“Deitámos os separadores centrais abaixo, para socorrermos os acidentados dos dois lados da estrada. Não tinha havido um, mas sim dois acidentes, no nó de Talhadas. Dizia-se que os condutores do segundo veículo se tinham distraído a ver o primeiro sinistro e causado novo choque, mas não podia ser: as viaturas nunca chegaram a cruzar-se. Foi uma coincidência. Uma terrível coincidência.
Assim que saí da viatura de emergência, informei a equipa no terreno: “Tenho indicações para coordenar a evacuação secundária.” Até àquela altura, chefiava um médico. Mais velho, homem e militar. Ninguém me conhecia. E era mulher. Respondeu-me que já havia coordenador.
Respirei fundo e fui recolher informação sobre as vítimas. Entrei em todas as ambulâncias, verifiquei todos os carros.

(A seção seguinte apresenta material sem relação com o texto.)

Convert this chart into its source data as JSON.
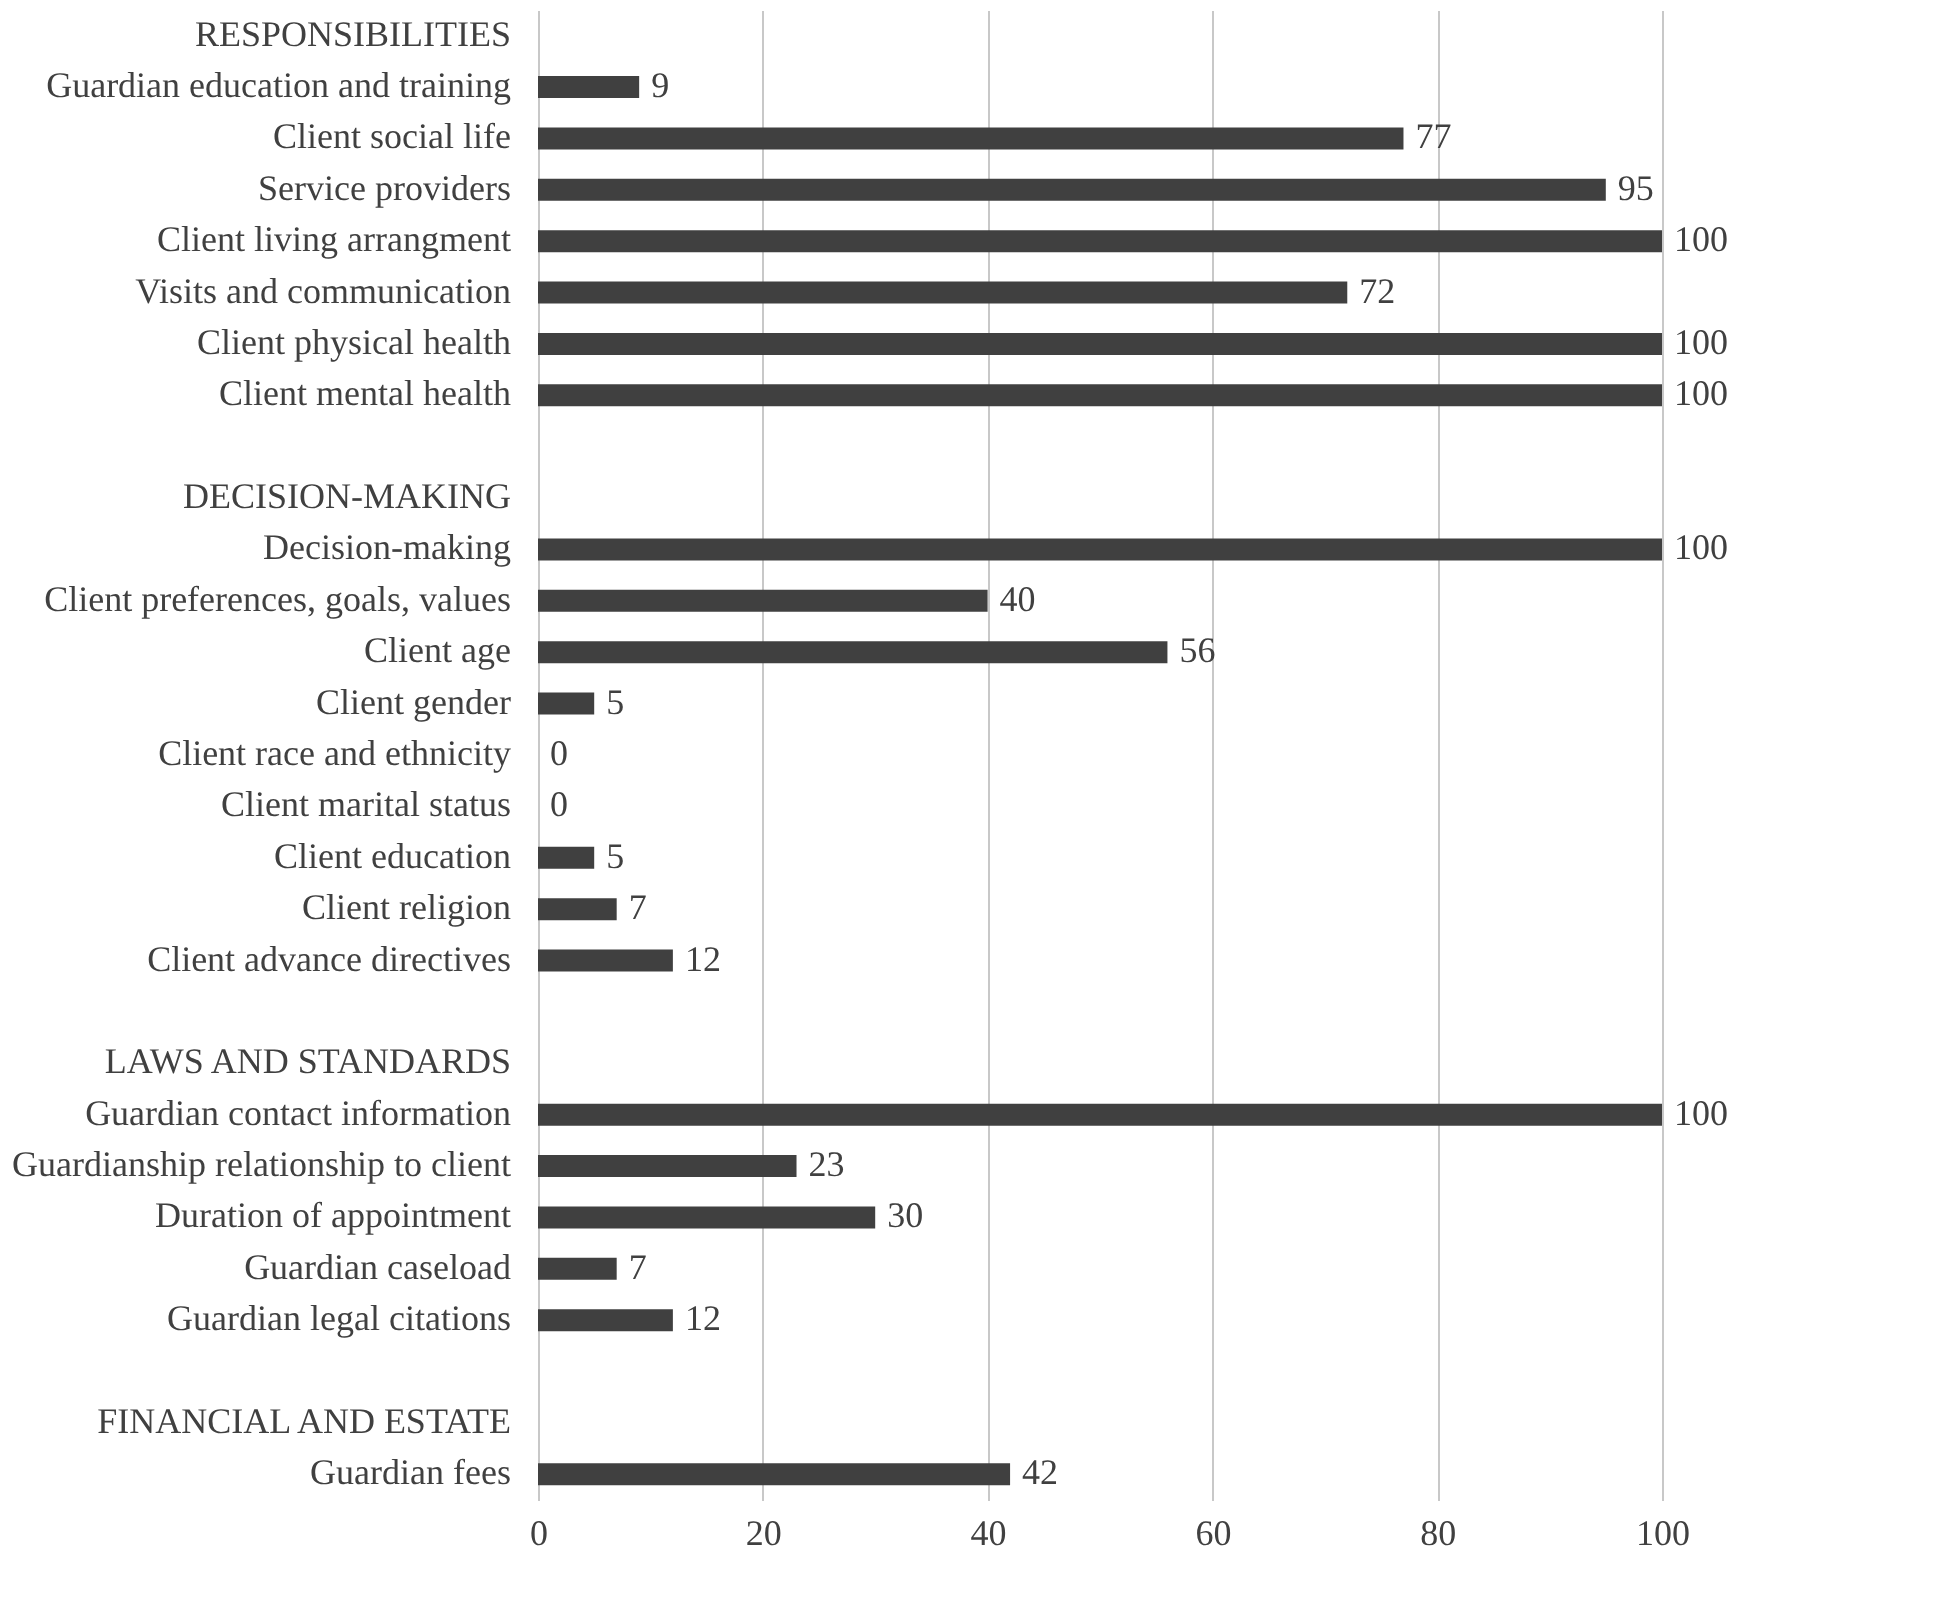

Voltei para dizer ao comandante que ele não tinha percebido bem a minha mensagem, mas não era altura para estarmos a discutir. Coordenei toda a evacuação.
Antes de chegar a Talhadas, recolhi informação. Um dos médicos a quem telefonei disse-me: “Não consigo descrever o que estou a ver.” Havia mortos, feridos, carbonizados. Tudo. Já tinha trabalhado em muitos acidentes, mas nenhum como este. Um emaranhado de carros, colados uns aos outros. Não se distinguiam.
Do outro lado da estrada, estava um corpo tapado por uma manta isotérmica.
Levantei-a. Cobria uma criança de 7 anos a idade do meu filho. Tive de parar uns segundos. Crianças é o pior. Uma vez, depois da morte súbita de um bebé de 18 meses, vomitei e disse a toda a gente que se era para vê-las morrer não contassem mais comigo. Com o tempo aprendi a não me ligar tanto. Até é intrusivo para as vítimas. Mas, no caso da A25, houve profissionais a precisarem de apoio psicológico. Lembro-me de uma pessoa que andava à procura da família. Sabia em que carro vinham, mas não conseguia encontrá-los. Só percebemosporquê algum tempo depois. O condutor tinha-se afastado para ajudar outras vítimas e a viatura foi arrastada num novo choque em cadeia, até ficar compactada contra o camião.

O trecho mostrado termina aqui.